In support for students combating racism at Mizzou, Yale and other institutions throughout the nation, over 100 members of the UM community dress in black and gather at the Rock for a silent protest Friday afternoon. The 30 minutes of silence aimed to make students on campus aware of the issue. William Riggin // News Editor

In support for students combating racism at Mizzou, Yale and other institutions throughout the nation, over 100 members of the UM community dress in black and gather at the Rock for a silent protest Friday afternoon. The 30 minutes of silence aimed to make students on campus aware of the issue. William Riggin // News Editor

More than 100 University of Miami students and faculty gathered at the Rock this afternoon and stood in silence for 30 minutes to show their solidarity with students who have faced racism at the University of Missouri, Yale and other universities across the nation. The demonstrators dressed in black and brought signs showing support for students, such as “injustice anywhere is a threat to justice everywhere,” which was the key message they hoped to get across. To ensure that message was heard, Senior Hülya Miclisse-Polat, who assisted an organizing the event, periodically broke the silence and made it clear as to why the demonstration was occurring. “We are against racial injustice,” she said. “We are against racial threats, and anything that happened at Mizzou can happen at any campus and we are watching. UM to Mizzou.”

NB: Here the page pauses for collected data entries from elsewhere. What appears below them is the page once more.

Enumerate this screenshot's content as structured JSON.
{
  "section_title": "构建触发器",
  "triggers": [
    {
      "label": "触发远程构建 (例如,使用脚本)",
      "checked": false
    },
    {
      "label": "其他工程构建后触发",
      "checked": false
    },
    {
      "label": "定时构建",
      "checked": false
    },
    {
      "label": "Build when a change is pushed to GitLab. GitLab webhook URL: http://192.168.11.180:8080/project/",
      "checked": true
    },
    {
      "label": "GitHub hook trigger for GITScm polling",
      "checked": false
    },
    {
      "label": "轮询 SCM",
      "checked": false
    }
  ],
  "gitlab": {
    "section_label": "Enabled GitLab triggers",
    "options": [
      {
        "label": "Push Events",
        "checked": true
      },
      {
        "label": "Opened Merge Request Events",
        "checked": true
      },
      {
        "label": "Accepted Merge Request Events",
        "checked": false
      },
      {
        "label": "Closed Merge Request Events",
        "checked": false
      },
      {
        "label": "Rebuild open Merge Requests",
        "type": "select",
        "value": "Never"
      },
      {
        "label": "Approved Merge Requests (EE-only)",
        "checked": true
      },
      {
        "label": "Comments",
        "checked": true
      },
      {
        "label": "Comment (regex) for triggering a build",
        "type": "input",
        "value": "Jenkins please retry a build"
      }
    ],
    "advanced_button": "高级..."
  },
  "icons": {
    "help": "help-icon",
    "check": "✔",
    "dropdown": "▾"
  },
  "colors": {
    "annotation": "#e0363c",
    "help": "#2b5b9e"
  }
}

In addition to the demonstrators, there were a number of supporters standing on the side and giving hand-outs to further explain the situation to people passing by.

The handouts described how, on Oct. 20, black students at the University of Missouri sent a list of demands to the school administration. The students claimed that the administration had failed to properly address daily racial slurs and micro-aggressions. Until demands were met, there were protests, a hunger strike and a boycott of all football games by members of the football team.

Many students who walked by said they hadn’t really paid attention to the news and were unaware of the situation at Missouri. The demonstration worked to call attention to the issue.

Professors who came out to show support said it was important that the university recognized the seriousness of what’s happening across the nation.

“I want to make sure everybody understands that one can only learn in an environment conducive to respectful sharing of opinions,” said Maria Stampino, a professor in the College of Arts and Sciences. “Without that I cannot do my job.”

Stampino said what’s happening shows that oppression is not in the past, and it needs to be addressed over and over again until it no longer exists. She said students have come to her multiple times in her career to discuss options for how to deal with some of the racial discrimination they have faced.

“We can’t just be complacent and say we’re so diverse here it won’t happen here,” she said. “Even just a couple of weeks ago… I know people who were verbally attacked.”

At the end of the demonstration many were drenched in sweat and said they felt dehydrated, but were happy that they came out to support.

“A lot of people honestly don’t know and a lot of people don’t want to know and putting on this demonstration in the center of campus as people walk by, it brings a sense of curiosity,” said sophomore Antonio Mercurius.

There may be a commemorative event or forum to continue the dialogue about what’s going on, according to Miclisse-Polat.